Monday, 20 November 2017

Big Finish Reviews+ The Early Adventures: The Outliers by Tony J Fyler


The latest in the Early Adventures range of Doctor Who audio adventures from Big Finish takes us back to the era of Patrick Troughton’s Second Doctor, with companions Jamie, Polly and Ben. It’s a spacefaring tale of the far future from Simon Guerrier, with a big drill, a big company, a potentially lethal mineral, and an ocean where something is going very quietly, very creepily wrong.  

In terms of what The Outliers is about, it’s ‘Jaws In Space,’ with a colony of human miners threatened by a sentient, seemingly malevolent sea that picks people off when no-one else is looking.

As a threat, the ‘hungry sea’ feels like it should work a treat, but it actually comes across as a second-string villain compared to the more philosophical evil here, which is wilful human blindness motivated by profit. How much are human beings prepared to turn a blind eye to the suffering and death of their fellows if it’s in their interest to do so is the main question of the piece.

Outliers, in the science of statistics, are rogue numbers, rogue results in a calculation that can be dismissed or discarded from a trend, and it’s this that brings the sinister in this story. How many lives will we allow to be snuffed out as ‘outliers’ to maintain our way of life, especially if they’re not immediately presented to us? If we have to ask questions, defy authority, and go beyond what is told to us by trusted sources, would we want to know how many people suffer and die to keep us comfortable? Those are the really troubling questions that pin The Outliers to your ears as the Tardis team arrive on the unnamed alien world and start asking awkward questions about the disappearing people and the eerily empty houses of the miners, flooded with water.

The Jaws In Space comparison grows more valid when you realise what you’re dealing with in The Outliers – all of the Tardis team are one composite Chief Brody shouting about sharks, while Richard Tipple, the mining operations manager with a silly title and superciliousness to spare, insists that there’s nothing to be afraid of in the water, and that the number of unexplained deaths is merely an outlier, a nothing, an insignificance compared to the importance of his work. Alistair Petrie makes him a very Sixties villain, very snide and sure of himself, while delivering 21st century marketing-speak, so you really want him to get eaten by the sea. Does he? That would be telling.

In case you need even more deep and meaningful philosophical roughage in your Doctor Who, the decision over who lives and dies on the planet of the creepy hungry sea has another message hidden inside it – that being certain of your position is often a dangerous mistake, and that the future is written not in the stars or by the gods, but by the decisions you make today, tomorrow, and the day after that.

Balanced against these deep themes is some cracking characterization, especially from Frazer Hines, who takes on two roles, as Jamie, the companion he played in the show in the Sixties, and as Patrick Troughton’s Second Doctor (in which role he has an uncanny ability to make you forget he isn’t Troughton).

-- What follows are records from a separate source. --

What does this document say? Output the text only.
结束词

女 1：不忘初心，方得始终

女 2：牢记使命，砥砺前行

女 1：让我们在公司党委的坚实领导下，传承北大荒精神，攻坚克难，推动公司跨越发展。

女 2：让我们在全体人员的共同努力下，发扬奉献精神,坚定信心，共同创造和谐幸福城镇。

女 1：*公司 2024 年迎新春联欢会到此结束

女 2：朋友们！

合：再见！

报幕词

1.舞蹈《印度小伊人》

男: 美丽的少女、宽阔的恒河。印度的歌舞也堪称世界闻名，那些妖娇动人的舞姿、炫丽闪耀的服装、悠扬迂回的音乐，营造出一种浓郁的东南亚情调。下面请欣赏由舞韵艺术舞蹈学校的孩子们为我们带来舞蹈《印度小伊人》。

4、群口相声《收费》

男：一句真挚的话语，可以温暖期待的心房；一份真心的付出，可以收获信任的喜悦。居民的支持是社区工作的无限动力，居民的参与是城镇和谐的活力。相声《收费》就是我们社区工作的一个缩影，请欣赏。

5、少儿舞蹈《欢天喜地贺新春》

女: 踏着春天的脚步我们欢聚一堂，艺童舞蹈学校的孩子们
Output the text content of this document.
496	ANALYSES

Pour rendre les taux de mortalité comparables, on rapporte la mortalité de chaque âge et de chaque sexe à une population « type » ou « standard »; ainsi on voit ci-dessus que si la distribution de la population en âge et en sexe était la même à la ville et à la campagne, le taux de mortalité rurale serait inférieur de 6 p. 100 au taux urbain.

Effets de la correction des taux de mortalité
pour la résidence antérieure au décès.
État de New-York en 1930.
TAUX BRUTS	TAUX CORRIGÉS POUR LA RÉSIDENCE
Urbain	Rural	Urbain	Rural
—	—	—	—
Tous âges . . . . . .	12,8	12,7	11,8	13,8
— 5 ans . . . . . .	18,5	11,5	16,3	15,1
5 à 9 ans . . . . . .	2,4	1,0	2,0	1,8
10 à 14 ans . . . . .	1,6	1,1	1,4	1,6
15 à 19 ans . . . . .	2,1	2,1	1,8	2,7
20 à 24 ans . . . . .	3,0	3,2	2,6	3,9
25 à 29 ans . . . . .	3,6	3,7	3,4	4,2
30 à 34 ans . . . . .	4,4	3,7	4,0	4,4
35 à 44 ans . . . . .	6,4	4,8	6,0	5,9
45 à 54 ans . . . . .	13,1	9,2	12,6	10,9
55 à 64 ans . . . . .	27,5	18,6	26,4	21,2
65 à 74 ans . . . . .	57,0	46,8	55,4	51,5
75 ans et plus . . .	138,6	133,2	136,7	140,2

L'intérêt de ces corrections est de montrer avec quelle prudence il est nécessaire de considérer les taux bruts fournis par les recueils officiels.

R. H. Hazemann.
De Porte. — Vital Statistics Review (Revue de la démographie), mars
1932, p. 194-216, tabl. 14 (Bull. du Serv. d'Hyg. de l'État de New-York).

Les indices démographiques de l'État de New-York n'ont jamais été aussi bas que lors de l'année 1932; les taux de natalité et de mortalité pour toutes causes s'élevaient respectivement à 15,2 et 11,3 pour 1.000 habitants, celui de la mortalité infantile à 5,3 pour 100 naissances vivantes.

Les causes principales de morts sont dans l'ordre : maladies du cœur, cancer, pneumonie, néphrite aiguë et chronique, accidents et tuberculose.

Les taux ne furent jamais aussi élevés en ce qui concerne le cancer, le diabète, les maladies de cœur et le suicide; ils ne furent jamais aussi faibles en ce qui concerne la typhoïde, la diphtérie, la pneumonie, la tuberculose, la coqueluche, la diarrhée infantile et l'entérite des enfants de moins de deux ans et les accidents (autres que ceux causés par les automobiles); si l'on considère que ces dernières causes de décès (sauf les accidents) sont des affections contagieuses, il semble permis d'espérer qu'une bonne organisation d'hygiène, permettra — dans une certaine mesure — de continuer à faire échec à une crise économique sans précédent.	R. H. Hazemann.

Matilda Ziegler deserves some characterization props too as Chatura Sharma, the good company woman whose mind is opened to questioning the truth she knows by the arrival of the Doctor and Co.

The point of the Early Adventures, really, was to bulk up the kinds of audio adventures that could be told using the first two Doctors, and explore both the absolutely archetypal types of stories from their era and the things that couldn’t be done then in terms of budgets or ideas, but can be brought to a new life in audio. The Outliers would never have been called The Outliers back in the Sixties, that would have been far too vague and a little too philosophical. But in terms of what it offers, its Sixties right down to its bones – stupid, blind authority, money, power, and an alien force that is able to more or less fight back before it’s even been attacked. Deadly seas, weird coral, vanishing people, and the growing, creepy sense that the humans on this piece of space rock are rather bringing their deadly fate upon themselves. It has a vibe of Fury From The Deep, but with a layer of uncomfortable questions about our own nature, our own potential wilful blindness to the suffering of others, that has a very modern feel.

The Outliers has a questionable ending, with the people killed by the Things In The Water written off as having deserved it simply by virtue of being closed-minded, but short of a fairytale magic ending where they all come back to life, that’s almost unavoidable. In terms of atmosphere, philosophical clout, characterization and creepy, tension-building pace though, The Outliers is a story you’ll come back to listen to again and again.